Additionally, a local professor has been doing a series of Edible Estates projects. The most recent one was a one-weekend ‘makeover’ of a suburban property, ripping out the lawn and replacing it with edibles. (The website seems to contain text notes – I didn’t see many photos.)

For more references about Edible Landscaping, I have put online the bibliography from an Edible Landscaping talk I gave in Los Angeles in April; your readers are welcome to it. Several of the books are UK and Australian publications. My list includes books with full-color photo layouts showing ‘how beautiful food growing can be.’

Patrick Whitefield, in Permaculture in a Nutshell, emphasises that in the future our food will be ‘gardened’ rather than farmed. He cites yield and land use figures to support his conclusion.

Here in Los Angeles, I encourage people to try edible landscaping because I believe that by getting one’s hands back into the soil, one reconnects with the earth, its cycles, its seasons. Growing our own food ‘touches’ us, inside and out, body and spirit. Then it becomes undeniable that we must change our way of living with respect to the planet.

b_heart11
10 Jun 12:08pm

There is a problem that I see with this, unfortunately. A majority of people these days are absolutely ignorant of agricultural practices, and will get completely squeemish if they see a single insect on a lettuce leaf. My son, who has recently become a vegetable entheusiast (thanks to “Supersize Me”) nearly rejected eating salad one night because our backyard lettuce had a few aphids on it. And having worked in food-based retail before, I know that a majority of people (particularly the affluent) are even more particular and stubborn about the “appearance” of their food than my son is. Most return customers to such a restaurant will probably be both who are familiar and comfortable with the enormous biological community that is nature. The moment someone more timid sees a bird fly over and do what birds normally do to cars, it will be “Check, please.”

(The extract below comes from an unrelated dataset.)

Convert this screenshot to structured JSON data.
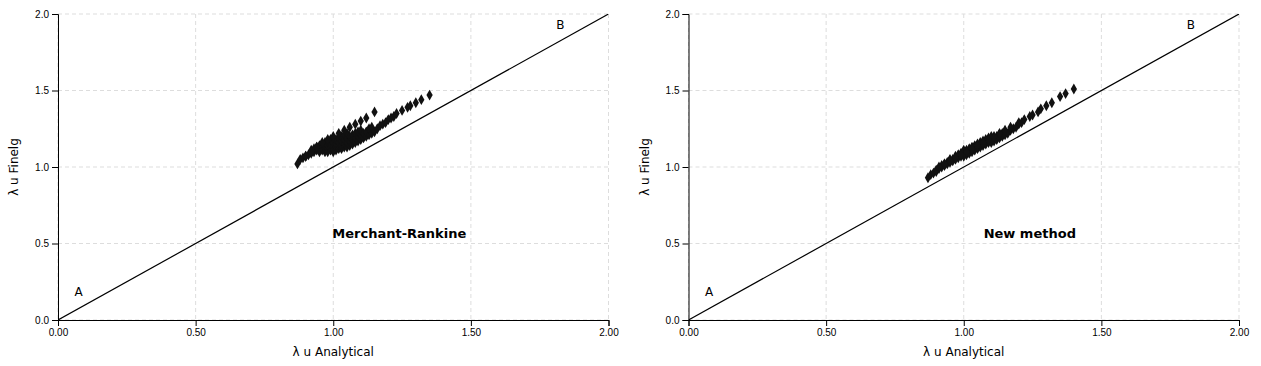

Hey, Joanne…Although my initial inspiration for growing my own came from my dad’s relatives (almost all homesteaders and the children of pioneers) and my mother’s aunts (who, in 1970’s, still had their victory gardens), the Path to Freedom project has truly been a modern inspiration to us. I pass along their website to any of my friends also interested in “saving the world” as a way to show them what they can do to truly make a difference, since lobbying the government is like lecturing a blind and deaf man.

jimma
11 Sep 5:19pm

We have been integrating veggie gardens into our landscaping designs. Great fun and excited clients.